Request that your children pick out one item each at the grocery store to contribute to the local food pantry.
Direct your children to set aside a certain percentage of their allowance, job money, or money that came through gifts for the purpose of giving to charity. Then help them choose a charity that is meaningful to them.
Visit an assisted living facility or a nursing home so that your children can sing songs, play games, and read with the seniors there.
After every other season, have a “closet day” in which your children spend some time going through their closet and bagging up the things that are too small or unused. Then drive them to the drop off center or charity and allow them to contribute their donations.
Invite someone who doesn’t have family nearby to share a meal or come over for a movie. You wouldn’t believe how grateful they will be just to feel included.
Encourage your children to call elderly family members—even extended family members– just to say hello, tell them what’s new, and ask them what they’re up to these days. A simple call can make someone’s day.
Ensure that your children send out thank you cards. If they’re very young, have them sign them in their own way—either with their name, a drawing, or decorative stickers.

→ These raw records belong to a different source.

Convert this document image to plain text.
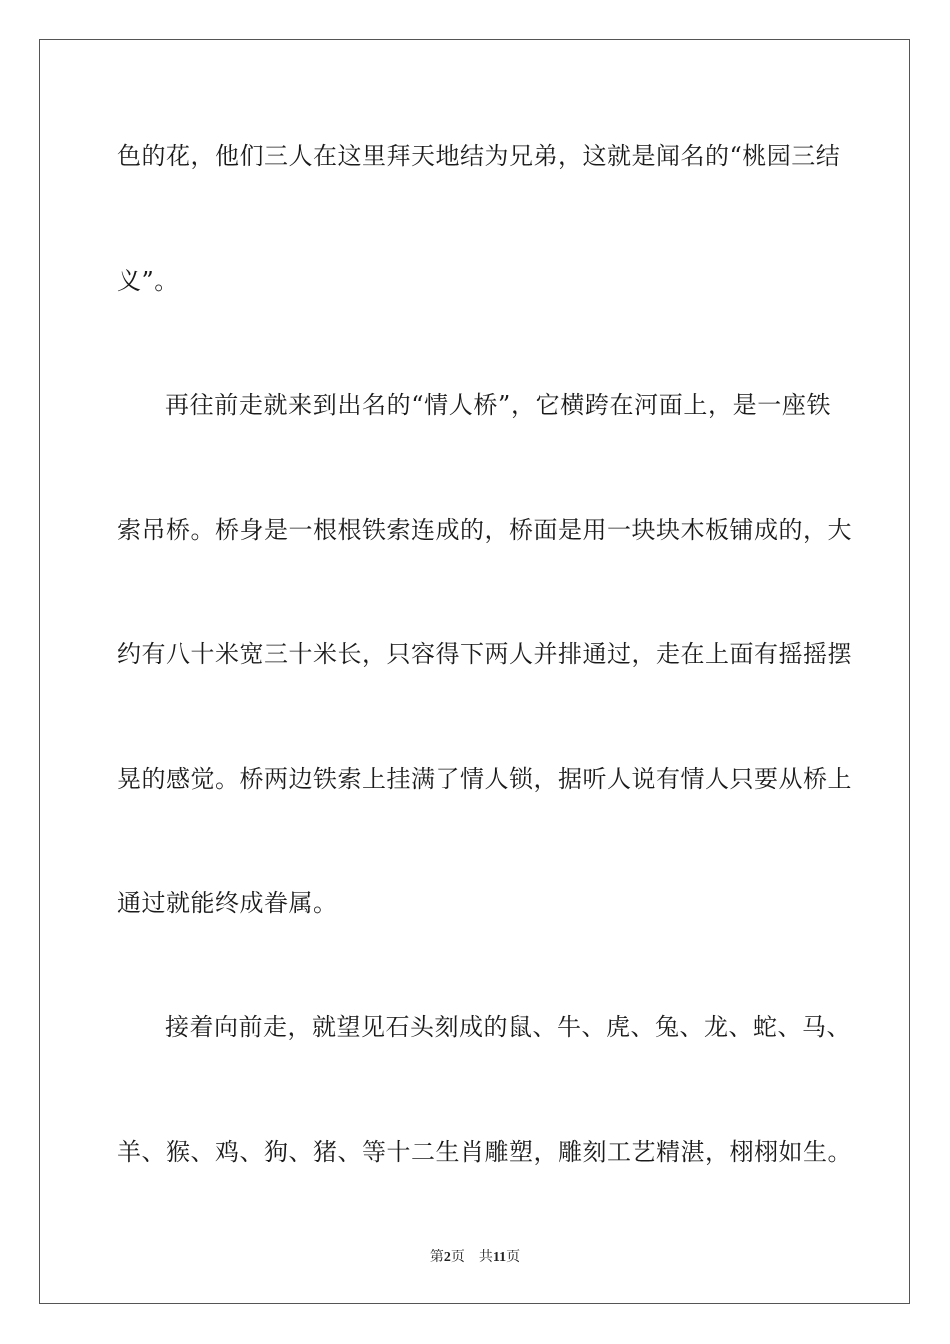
色的花，他们三人在这里拜天地结为兄弟，这就是闻名的“桃园三结
义”。
再往前走就来到出名的“情人桥”，它横跨在河面上，是一座铁
索吊桥。桥身是一根根铁索连成的，桥面是用一块块木板铺成的，大
约有八十米宽三十米长，只容得下两人并排通过，走在上面有摇摇摆
晃的感觉。桥两边铁索上挂满了情人锁，据听人说有情人只要从桥上
通过就能终成眷属。
接着向前走，就望见石头刻成的鼠、牛、虎、兔、龙、蛇、马、
羊、猴、鸡、狗、猪、等十二生肖雕塑，雕刻工艺精湛，栩栩如生。
第2页 共11页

Read books that illustrate the power of giving. Talk about the characters with your children and ask them how each character showed generosity of spirit. What did they admire?
Whenever you give your time, talent, thanks, or treasures to others, let your children know how good it makes you feel, how it helps others, and why you do it. When they see and hear about you doing it, it will be more natural for them to do it as well. It will simply be “something your family does.”
Refrain from giving material rewards for giving generously. It’s counter intuitive to reward a child for giving by giving him or her money or more toys. Generosity should be tied to internal gratification not external motivators.
Before your child’s birthday or birthday party, ask him or her which toys she can contribute to others. If s/he receives 10 new gifts, are their 10 toys or games from her current stash that she can donate to someone in need?
Nip selfishness in the bud. Many parents reward tantrums by giving toys and treats to their children. This breeds more selfishness.
Let your children know when you see a great example of generosity among them or their friends. Praise the person who showed the generosity in front of your children as well as privately.
Each day ask what the family is grateful for and how they showed generosity. This can become part of your routine at dinner time or before bed.